The affair between school principal Robert Schusterman and PTO member Natalie Trowbridge seemed forced.

Garvey referring to Jennifer, the friend of his mother, by name didn’t seem appropriate, given his age.

The constant similarities that Elsa pointed out between members of her own family and Thomas were annoying. As if real families have no differences at all.

Elsa pulls one of Bird’s corkscrew curls out to straight and we are told that it makes a “sproing” sound when she lets it go. Corkscrew curls, despite the word corkscrew signifying metal, are still hair. And hair does not make ‘sproing” sounds.

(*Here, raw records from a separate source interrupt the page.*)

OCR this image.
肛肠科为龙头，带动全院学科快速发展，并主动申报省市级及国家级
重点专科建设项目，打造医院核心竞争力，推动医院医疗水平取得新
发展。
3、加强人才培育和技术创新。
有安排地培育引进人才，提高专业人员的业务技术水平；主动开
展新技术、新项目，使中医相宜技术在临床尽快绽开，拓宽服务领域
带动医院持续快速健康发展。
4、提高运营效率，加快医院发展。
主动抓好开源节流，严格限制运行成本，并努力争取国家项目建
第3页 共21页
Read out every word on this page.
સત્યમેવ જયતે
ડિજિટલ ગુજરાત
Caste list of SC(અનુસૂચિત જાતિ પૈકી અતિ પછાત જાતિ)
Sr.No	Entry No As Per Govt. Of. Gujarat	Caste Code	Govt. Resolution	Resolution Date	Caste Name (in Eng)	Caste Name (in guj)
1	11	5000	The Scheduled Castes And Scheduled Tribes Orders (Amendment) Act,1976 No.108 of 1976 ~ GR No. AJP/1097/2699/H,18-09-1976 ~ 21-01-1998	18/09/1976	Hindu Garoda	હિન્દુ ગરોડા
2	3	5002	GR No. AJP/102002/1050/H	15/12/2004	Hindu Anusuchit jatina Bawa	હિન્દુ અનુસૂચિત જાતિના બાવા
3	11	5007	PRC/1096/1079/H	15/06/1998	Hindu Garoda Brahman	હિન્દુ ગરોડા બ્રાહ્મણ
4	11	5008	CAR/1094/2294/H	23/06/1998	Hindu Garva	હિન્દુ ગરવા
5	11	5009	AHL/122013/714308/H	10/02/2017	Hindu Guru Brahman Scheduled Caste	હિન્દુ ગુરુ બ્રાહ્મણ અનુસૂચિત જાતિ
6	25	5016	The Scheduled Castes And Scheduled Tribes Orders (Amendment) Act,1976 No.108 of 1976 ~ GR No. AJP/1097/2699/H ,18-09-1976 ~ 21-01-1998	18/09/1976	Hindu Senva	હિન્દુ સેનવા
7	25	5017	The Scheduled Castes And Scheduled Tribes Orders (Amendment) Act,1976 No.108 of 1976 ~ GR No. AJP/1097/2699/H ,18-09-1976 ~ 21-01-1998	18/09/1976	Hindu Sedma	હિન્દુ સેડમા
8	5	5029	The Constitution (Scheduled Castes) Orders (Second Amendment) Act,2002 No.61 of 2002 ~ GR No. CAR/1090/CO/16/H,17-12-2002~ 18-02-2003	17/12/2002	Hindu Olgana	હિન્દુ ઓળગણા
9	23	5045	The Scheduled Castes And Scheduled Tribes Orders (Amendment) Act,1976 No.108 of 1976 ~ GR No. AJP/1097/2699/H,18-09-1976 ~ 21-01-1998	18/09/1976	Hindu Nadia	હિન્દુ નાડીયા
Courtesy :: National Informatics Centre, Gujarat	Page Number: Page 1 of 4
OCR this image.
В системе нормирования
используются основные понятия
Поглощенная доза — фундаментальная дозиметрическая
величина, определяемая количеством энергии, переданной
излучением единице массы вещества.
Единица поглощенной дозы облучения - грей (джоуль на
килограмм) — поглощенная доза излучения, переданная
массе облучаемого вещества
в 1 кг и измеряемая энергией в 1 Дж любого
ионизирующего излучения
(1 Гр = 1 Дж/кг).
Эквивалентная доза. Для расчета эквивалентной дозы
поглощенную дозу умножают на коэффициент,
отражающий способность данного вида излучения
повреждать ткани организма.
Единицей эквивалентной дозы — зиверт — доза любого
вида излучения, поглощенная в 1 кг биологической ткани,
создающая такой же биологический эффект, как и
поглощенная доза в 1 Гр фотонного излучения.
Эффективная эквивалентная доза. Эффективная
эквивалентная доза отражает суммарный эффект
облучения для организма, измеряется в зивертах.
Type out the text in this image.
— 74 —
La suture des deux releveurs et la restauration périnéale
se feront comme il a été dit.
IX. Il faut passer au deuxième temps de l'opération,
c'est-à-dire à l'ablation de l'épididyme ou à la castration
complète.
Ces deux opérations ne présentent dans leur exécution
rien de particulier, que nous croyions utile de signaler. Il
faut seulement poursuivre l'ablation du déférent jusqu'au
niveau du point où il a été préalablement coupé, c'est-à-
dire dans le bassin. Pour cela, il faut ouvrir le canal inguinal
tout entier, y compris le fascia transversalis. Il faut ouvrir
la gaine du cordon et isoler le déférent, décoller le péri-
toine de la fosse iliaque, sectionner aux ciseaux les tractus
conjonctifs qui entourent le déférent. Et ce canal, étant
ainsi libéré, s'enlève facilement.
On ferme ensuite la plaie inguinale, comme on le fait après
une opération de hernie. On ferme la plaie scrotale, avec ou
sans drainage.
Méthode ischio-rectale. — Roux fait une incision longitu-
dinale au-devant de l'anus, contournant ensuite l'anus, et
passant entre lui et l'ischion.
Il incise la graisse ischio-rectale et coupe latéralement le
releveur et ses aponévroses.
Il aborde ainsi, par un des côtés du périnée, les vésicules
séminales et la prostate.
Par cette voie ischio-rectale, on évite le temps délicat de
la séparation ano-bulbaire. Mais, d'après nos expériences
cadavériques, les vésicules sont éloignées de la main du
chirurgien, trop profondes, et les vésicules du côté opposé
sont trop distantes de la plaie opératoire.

In one of the chapters, Elsa and Krista, her younger sister, go for a long walk around a lake. Over pages and pages in the book, they talk about many things, including Krista’s fitness levels, the state of her kitchen, the Mexican Talavera tiles she has installed in her kitchen, leading up to the Mexican ancestry of the Vargas family, and what the members of their extended family are doing, before this lengthy talk reaches the destination planned all along, namely, Elsa’s decision to check out the app, MyTree.

 

ALL SAID AND DONE: 

I would have liked this book more if it had been just about the family dynamics. The BOA took away from keeping me invested in the book, and the whole spit/saliva/gleeking nonsense was a huge turn-off.


(I read this book on NetGalley. Thank you to the author, the publisher and NetGalley.)